“Some folks are portraying this as imminently useful and it’s not.”
“This [experiment] shows the incredible potential of the field, but it also sheds a more realistic light on the near-future potential.”
These are comments from scientists in Nature.com and the Globe and Mail of Canada that sheds “light” on the Parkinson’s treatment experiment with embryonic stem cells that has been covered by JivinJehosaphat , MaryMeetsDolly, and SK at the LTI blog.
The Canton Repository mentions that this is similar to another (little publicized) report published October 11, 2006 (abstract only – does not mention the tumors) in the journal, Stem Cells, which showed similar results. In contrast, the Geron corporation (part of the Wicell/ACT/Geron stem cell connection that I wrote about here and here)representatives tell us that they have (unpublished) results using stem cells in spinal cord injury that do not cause tumors.
None of the articles on Goldman or Isacson (that I’ve read) mentions that adult stem cells have produced relief in human patients, without tumors, in spinal cord injuries, Parkinson’s disease and Lou Gerig’s disease.

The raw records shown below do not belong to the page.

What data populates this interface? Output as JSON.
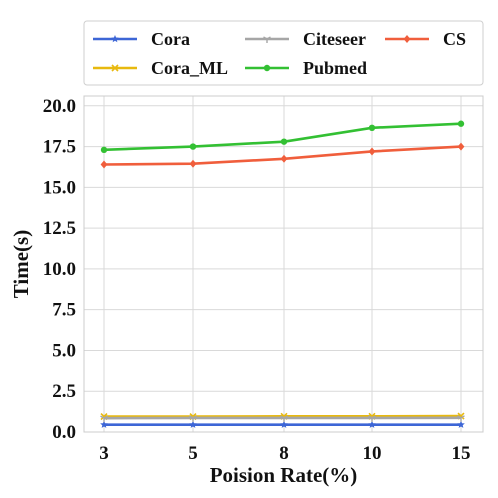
{
  "chart_data": {
    "type": "line",
    "x": [
      3,
      5,
      8,
      10,
      15
    ],
    "x_tick_labels": [
      "3",
      "5",
      "8",
      "10",
      "15"
    ],
    "xlabel": "Poision Rate(%)",
    "ylabel": "Time(s)",
    "ylim": [
      0,
      20.6
    ],
    "y_ticks": [
      0,
      2.5,
      5,
      7.5,
      10,
      12.5,
      15,
      17.5,
      20
    ],
    "y_tick_labels": [
      "0.0",
      "2.5",
      "5.0",
      "7.5",
      "10.0",
      "12.5",
      "15.0",
      "17.5",
      "20.0"
    ],
    "grid": true,
    "legend_position": "top",
    "series": [
      {
        "name": "Cora",
        "color": "#3d66d6",
        "marker": "star",
        "values": [
          0.45,
          0.45,
          0.45,
          0.45,
          0.45
        ]
      },
      {
        "name": "Cora_ML",
        "color": "#e8b90f",
        "marker": "x",
        "values": [
          0.95,
          0.95,
          0.96,
          0.96,
          0.98
        ]
      },
      {
        "name": "Citeseer",
        "color": "#a6a6a6",
        "marker": "tri",
        "values": [
          0.85,
          0.86,
          0.86,
          0.86,
          0.87
        ]
      },
      {
        "name": "Pubmed",
        "color": "#33c033",
        "marker": "circle",
        "values": [
          17.3,
          17.5,
          17.8,
          18.65,
          18.9
        ]
      },
      {
        "name": "CS",
        "color": "#f05e3c",
        "marker": "diamond",
        "values": [
          16.4,
          16.45,
          16.75,
          17.2,
          17.5
        ]
      }
    ]
  }
}
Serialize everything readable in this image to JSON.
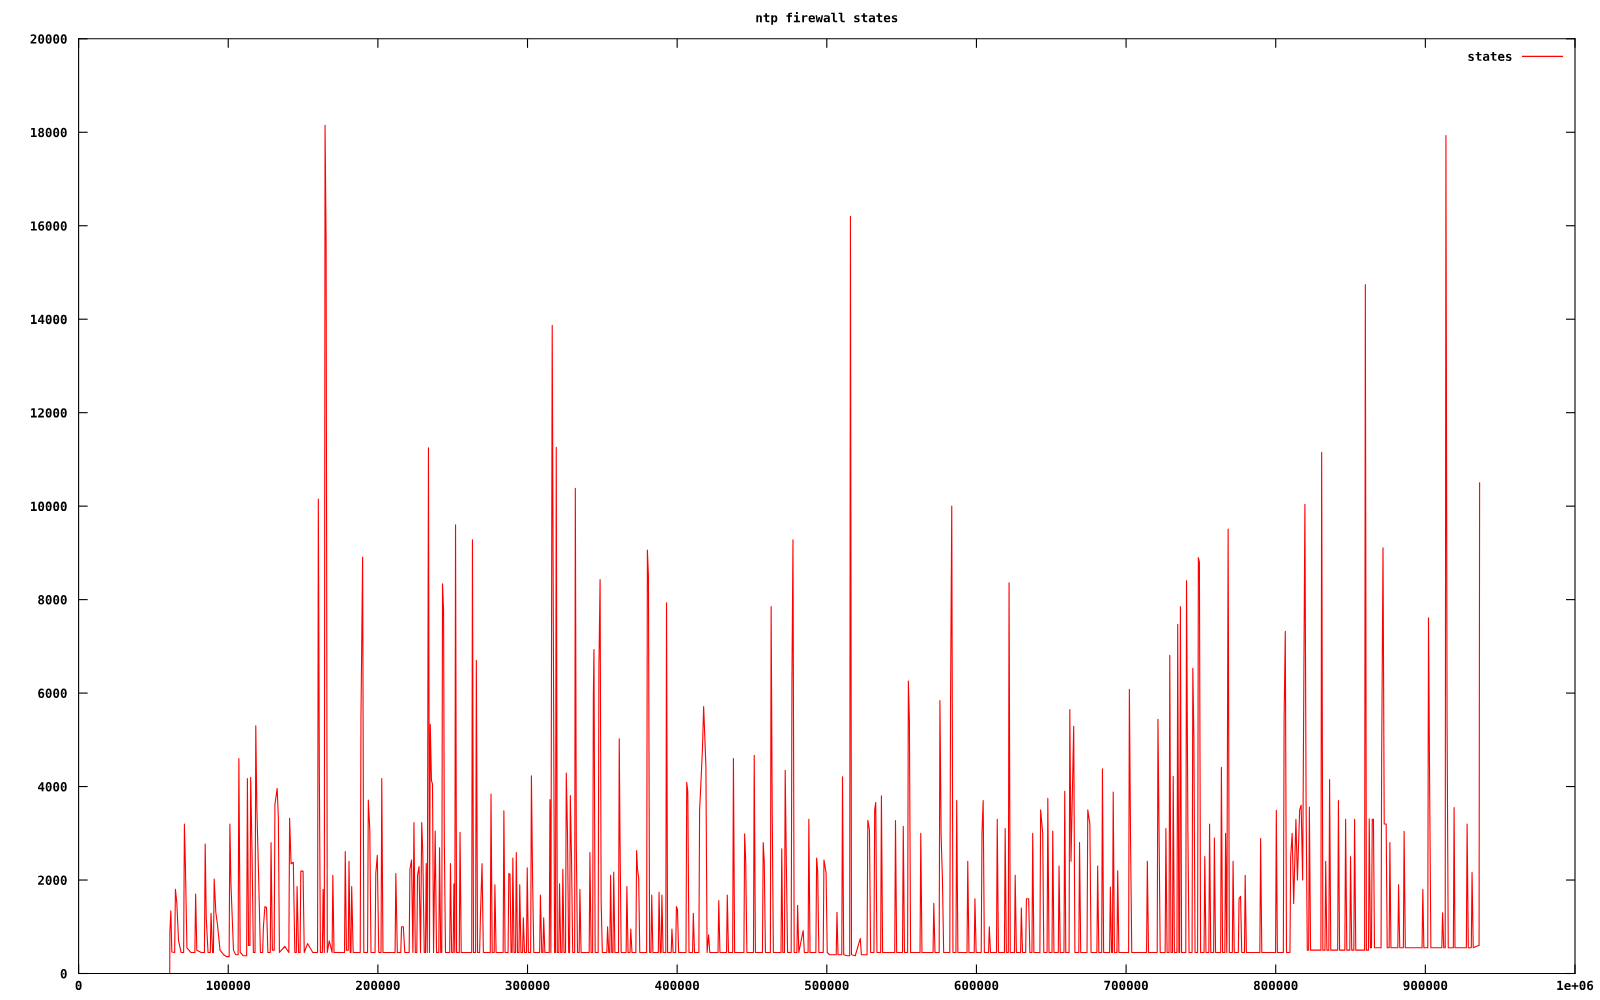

News@nature.com covers the report originally published online in Nature Medicine (this is the abstract, the full article is available by subscription only) and explains the technique used to encourage the development of the dopamine-producine cells:
[Stephen Goldman, Ph.D.] and his team took human fetal midbrain tissues, in which dopamine cells are made, and extracted glial cells, whose normal role is to support and maintain the growth of neurons. They then cultured stem cells in this glia-rich environment.
“What we were really trying to do was to mimic the environment of the developing brain to increase the efficiency of dopamine-neuron generation, but also to bias the cells towards generating the type of dopamine neurons that we wanted,” says Goldman.
The technique worked. When the new dopamine neurons were transplanted into the brains of rats with the symptoms of Parkinson’s disease, the animals recovered almost entirely. “The positive results were really remarkably strong,” Goldman says. “The animals exhibited almost a complete restoration of normal function.”
But there could be alarming side effects. Each stem-cell transplant also contained cells that had failed to become neurons, and which remained undifferentiated. These cells keep dividing, and can turn into tumours, says Goldman. (The rats in the study were killed before any such tumours developed.)
The human embryonic stem cells were first grown in cultures of human fetal nerve tissues (harvested from human infants who had been aborted at 11 to 22 weeks of age), that had themselves been manipulated (“telomorase-immortalized”) and selected for producing the “glial cells” that support the developemnt of the specific brain cells that produce dopamine. We knew from past experiments that transplants of fetal tissues cause tumors in the brain of experimental subjects.
The Globe and Mail’s review, “A Sobering Set-back in Stem Cell Research,” explains the experiment very clearly:
Twenty years worth of studies have tried treating Parkinson’s with dopamine-cell transplants, in rodents, primates and people. In the 1990s, after a Swedish study found some benefit to patients who received dopamine-cell transplants from aborted fetal tissue, large human trials began in both Canada and the United States.
“These failed,” Dr. Goldman said. “It made things worse; patients suffered movement abnormalities.” In part, he explained, this was because the transplants contained all sorts of cells. Less than 10 per cent of the cells, and in some cases, less than 1 per cent, produced dopamine.
For this reason, Dr. Goldman, a neurologist and chief of cell and gene therapy at the University of Rochester, and many others, considered embryonic stem cells a possible source of growing only the cells that would be needed and they were right. But no one had been able to grow enough for a transplant.
In this experiment, however, Dr. Goldman and his team overcame the volume problem by tricking the embryonic stem cells into behaving like they were growing in the developing brain.
To do this, they harvested glial, or brain-support cells, from the precise brain region of an aborted fetus that would, at 11 to 22 weeks gestation, trigger the development of the dopamine neurons needed.
The researchers then used a retrovirus as a courier to deliver into the DNA of these cells a gene, known as telomerase, which would immortalize them. This way, Dr. Goldman explained, the support cells would continue to grow endlessly and continuously give off the chemical cues to keep stem cells maturing into dopamine cells.
The dopamine cells had first been grown from the limited number of human embryonic stem-cell lines that U.S. President George W. Bush made available to government-funded researchers in 2000.
Culturing the immortalized glial cells alongside the stem-cell derived dopamine neurons — although not touching each other — resulted in a growth of dopamine cells three to 10 times what is normally seen.
But Dr. Bhatia, who read the report, said this step might have contributed to the uncontrolled growth of the cells.
Comments on the experiment and where it went wrong focus on the known risks of transplanting fetal and embryonic stem cells and the need to isolate only those stem cells which are destined to become the exact dopamine-producing cells that were the desired results.
I keep wondering why the scientists don’t approach the question from the other side: turn adult cells from the patient into precursors of the dopamine producing cells or activate the patient’s own stem cells.